There many variations that you can experiment with. On my machine, the original code (from the question) produces:
$ fork37
2 42 43 33 33 33 3$
because there's no newlines output, so the command prompt appears after the last 3 3. Curiously, I never got the prompt to appear before the last numbers — that surprises me.

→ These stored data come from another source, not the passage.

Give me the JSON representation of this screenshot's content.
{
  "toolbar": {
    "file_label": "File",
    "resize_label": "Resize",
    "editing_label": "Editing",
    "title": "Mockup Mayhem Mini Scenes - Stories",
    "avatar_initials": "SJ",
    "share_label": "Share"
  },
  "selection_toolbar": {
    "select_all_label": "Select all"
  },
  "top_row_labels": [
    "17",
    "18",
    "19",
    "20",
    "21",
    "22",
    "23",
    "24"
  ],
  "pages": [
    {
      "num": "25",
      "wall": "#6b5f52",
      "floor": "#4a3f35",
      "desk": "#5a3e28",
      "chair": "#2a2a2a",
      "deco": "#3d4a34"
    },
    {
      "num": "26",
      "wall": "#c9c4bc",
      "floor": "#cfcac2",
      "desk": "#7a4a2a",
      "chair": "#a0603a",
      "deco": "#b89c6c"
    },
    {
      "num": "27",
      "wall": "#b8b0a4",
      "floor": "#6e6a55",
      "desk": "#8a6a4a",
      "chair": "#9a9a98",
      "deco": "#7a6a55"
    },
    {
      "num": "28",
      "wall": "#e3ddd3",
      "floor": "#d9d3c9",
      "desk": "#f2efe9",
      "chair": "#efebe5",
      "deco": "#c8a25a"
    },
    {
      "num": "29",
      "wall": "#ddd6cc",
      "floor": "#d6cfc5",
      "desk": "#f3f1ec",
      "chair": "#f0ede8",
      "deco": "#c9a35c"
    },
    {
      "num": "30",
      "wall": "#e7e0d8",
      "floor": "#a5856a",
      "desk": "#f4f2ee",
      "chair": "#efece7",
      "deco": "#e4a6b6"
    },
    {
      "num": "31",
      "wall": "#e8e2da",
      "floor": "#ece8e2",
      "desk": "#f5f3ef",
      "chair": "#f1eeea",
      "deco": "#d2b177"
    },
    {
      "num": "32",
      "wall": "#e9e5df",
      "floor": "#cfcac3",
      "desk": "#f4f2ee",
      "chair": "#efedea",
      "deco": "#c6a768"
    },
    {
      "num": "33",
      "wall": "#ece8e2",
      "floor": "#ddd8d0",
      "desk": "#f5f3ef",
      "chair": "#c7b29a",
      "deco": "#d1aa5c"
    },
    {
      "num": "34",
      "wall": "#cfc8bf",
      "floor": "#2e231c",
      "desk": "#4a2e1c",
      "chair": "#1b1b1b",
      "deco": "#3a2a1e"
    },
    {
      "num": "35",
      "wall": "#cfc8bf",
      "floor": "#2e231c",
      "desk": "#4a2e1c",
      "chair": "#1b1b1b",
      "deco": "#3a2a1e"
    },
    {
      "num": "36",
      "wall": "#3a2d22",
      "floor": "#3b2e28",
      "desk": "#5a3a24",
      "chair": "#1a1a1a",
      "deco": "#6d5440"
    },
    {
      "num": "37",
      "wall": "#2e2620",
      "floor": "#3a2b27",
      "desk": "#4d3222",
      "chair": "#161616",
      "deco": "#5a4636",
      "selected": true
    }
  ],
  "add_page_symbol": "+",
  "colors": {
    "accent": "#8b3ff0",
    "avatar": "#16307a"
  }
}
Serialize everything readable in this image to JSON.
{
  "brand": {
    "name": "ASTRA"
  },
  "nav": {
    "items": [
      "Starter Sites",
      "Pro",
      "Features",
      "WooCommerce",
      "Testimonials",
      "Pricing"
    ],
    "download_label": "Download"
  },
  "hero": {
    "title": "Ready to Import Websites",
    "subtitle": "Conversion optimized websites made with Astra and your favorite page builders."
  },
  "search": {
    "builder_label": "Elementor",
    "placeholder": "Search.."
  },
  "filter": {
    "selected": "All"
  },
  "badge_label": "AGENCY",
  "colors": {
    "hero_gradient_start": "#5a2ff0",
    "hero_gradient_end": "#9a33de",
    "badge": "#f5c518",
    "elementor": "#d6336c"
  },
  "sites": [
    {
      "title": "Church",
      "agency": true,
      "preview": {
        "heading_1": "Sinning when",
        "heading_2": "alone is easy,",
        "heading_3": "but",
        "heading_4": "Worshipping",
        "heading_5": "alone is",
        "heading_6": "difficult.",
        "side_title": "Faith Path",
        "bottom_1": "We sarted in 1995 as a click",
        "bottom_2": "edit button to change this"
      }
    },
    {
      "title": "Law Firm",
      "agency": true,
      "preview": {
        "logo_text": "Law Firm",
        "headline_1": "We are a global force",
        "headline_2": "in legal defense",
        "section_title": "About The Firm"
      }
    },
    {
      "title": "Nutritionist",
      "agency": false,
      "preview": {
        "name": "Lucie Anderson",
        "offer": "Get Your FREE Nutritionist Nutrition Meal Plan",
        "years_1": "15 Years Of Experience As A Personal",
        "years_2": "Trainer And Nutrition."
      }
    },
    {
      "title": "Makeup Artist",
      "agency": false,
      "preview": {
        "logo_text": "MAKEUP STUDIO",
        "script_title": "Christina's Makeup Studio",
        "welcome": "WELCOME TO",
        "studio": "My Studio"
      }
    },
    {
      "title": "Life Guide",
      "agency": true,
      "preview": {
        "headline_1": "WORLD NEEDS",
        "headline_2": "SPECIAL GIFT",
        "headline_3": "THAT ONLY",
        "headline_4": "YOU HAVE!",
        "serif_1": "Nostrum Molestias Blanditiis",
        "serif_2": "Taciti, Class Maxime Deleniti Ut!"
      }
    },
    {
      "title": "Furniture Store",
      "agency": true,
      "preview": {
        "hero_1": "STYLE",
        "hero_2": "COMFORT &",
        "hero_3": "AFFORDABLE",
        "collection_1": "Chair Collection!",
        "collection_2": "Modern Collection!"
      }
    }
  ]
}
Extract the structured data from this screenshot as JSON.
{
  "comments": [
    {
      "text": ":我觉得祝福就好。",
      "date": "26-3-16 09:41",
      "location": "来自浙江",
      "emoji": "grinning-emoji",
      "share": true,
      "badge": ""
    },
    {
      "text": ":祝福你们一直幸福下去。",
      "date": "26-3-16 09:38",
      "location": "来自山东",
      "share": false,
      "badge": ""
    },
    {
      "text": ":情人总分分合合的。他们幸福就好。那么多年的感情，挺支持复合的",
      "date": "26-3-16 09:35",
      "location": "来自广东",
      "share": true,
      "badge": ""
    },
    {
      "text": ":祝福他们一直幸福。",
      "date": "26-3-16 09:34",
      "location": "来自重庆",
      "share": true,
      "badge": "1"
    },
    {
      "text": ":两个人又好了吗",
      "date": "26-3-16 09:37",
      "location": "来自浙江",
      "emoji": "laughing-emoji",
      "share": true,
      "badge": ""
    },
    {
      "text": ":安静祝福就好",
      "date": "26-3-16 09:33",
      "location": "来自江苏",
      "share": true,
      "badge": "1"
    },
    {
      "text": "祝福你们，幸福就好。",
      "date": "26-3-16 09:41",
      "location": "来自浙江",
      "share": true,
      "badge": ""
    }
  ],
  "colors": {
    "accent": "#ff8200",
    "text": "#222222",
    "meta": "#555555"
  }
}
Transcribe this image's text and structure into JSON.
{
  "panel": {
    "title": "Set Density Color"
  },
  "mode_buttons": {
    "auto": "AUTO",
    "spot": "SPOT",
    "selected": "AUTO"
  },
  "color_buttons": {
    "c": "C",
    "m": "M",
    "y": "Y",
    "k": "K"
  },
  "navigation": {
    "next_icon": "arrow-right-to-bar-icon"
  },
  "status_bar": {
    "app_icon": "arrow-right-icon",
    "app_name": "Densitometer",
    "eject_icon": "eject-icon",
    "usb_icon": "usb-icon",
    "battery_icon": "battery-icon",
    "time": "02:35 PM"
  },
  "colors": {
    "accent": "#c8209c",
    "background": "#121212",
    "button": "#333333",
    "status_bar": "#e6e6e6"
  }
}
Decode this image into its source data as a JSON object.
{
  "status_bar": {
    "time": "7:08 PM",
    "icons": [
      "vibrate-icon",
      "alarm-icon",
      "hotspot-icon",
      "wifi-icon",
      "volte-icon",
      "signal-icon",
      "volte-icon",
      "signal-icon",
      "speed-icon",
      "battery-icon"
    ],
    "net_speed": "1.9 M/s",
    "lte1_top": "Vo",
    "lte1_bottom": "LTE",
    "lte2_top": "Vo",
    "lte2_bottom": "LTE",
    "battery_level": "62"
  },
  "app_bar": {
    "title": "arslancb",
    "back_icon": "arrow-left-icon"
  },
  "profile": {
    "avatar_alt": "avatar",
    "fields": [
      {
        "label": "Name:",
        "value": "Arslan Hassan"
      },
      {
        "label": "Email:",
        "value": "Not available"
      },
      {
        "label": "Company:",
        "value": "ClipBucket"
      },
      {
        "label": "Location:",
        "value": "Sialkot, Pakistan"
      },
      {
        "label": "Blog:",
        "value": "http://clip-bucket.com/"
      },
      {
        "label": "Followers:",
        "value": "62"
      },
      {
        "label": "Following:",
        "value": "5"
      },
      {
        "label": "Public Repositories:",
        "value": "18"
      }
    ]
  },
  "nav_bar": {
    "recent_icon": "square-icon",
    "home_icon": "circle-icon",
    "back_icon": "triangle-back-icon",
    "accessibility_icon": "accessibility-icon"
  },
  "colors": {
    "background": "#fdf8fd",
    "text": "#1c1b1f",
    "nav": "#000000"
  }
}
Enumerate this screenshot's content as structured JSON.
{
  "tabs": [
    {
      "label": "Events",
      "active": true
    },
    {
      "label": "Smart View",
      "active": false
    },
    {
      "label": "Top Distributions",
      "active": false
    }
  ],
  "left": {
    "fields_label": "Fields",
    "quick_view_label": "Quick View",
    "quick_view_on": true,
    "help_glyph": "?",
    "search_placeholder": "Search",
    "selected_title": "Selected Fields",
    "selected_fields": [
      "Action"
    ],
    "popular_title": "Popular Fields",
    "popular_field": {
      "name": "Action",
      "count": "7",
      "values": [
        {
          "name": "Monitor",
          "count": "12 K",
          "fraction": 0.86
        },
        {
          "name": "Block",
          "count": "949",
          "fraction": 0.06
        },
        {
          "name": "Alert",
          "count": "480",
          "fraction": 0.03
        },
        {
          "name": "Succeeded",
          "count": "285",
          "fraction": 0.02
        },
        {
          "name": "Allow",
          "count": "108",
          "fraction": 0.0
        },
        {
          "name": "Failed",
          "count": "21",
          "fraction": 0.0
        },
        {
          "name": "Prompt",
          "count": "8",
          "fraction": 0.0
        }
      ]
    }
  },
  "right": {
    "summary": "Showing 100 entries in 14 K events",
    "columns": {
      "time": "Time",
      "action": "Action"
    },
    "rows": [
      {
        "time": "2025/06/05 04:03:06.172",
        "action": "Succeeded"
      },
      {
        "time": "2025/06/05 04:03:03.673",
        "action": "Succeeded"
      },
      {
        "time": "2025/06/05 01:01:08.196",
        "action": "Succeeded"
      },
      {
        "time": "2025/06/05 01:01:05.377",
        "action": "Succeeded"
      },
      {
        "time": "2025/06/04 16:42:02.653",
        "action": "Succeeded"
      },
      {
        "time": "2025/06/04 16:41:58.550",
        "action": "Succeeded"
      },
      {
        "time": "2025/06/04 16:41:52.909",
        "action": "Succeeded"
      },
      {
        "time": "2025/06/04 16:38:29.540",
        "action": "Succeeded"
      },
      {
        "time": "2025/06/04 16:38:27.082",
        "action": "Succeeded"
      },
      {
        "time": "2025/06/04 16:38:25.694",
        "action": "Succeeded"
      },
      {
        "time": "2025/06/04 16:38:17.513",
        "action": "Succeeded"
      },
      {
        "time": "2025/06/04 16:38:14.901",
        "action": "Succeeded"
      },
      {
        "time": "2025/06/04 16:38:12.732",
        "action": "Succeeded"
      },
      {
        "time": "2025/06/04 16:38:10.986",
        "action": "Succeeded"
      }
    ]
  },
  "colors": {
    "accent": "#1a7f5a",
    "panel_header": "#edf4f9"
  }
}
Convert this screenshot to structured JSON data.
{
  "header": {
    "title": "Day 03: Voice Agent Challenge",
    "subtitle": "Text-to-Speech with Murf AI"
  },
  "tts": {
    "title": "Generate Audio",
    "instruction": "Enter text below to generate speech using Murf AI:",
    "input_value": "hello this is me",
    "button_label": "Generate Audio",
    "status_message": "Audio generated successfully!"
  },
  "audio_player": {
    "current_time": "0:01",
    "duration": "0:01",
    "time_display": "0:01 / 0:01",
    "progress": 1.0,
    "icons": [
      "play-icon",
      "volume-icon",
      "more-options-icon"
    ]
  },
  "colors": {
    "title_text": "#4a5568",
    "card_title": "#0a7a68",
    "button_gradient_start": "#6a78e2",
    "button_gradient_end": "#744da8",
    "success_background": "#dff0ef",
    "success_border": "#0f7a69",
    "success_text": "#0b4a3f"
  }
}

Adding the basic monitoring proposed in the comments gives output such as:
$ fork59
PID = 95109, PPID = 1320: a = 2 b = 4
PID = 95111, PPID = 1: a = 2 b = 4
PID = 95110, PPID = 1: a = 3 b = 3
PID = 95113, PPID = 95110: a = 3 b = 3
PID = 95112, PPID = 1: a = 3 b = 3
PID = 95114, PPID = 95112: a = 3 b = 3
$
When the parent PID (PPID) is 1, it means the original process that forked the current PID has already exited. With the wait loop, the processes are more synchronized.